The price of mining a bitcoin tends to approach the price of a bitcoin, so the question is rather is 21's approach equal to or better than large scale mining.
"Tends to approach" is vague.
In the short term, the marginal cost of mining almost exactly equals the price of a Bitcoin (excluding, possibly, some short transition periods when the price of a Bitcoin is just so high and/or increasing so fast that it is hard to catch it), but if you are below marginal cost, then you are more efficient than the marginal miner and you make a operating profit, which may or may not cover your investment. In the long term, that's the time horizon when investments pay off, or don't. Nothing lasts forever.
No, tend to approach is the correct term. There cost will never exactly reflect the price, due to speculative errors from the miners when they decide to expand or contract, therefore the cost will be different also between miners. So again, can the 21's plan for mining compete with large scale mining? Small scale mining can be and is continually tested, what they bring to the table is a new chip. So can the new chip revive small scale mining?

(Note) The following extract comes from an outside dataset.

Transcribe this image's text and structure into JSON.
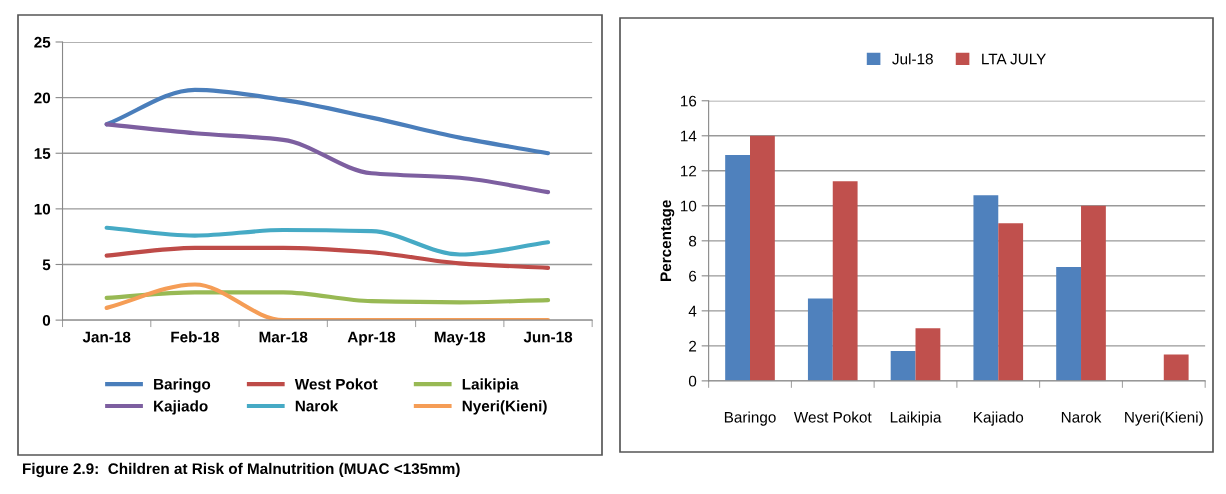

Edit: You can never know in advance, but I would guess that if the chip is good in a random small scale device, it is even better if you pack a few hundred in a dedicated device with proportionally designed power supply, fans the rest of the stuff that is needed. Is it possible to construct a chip that is better than current mining, and at the same time can not be used large scale?
You can not rely on persons with experience in funding. Stranger projects have been started, a company with million dollar donut cars, selling for 100K per car and losing 900K per car comes to mind.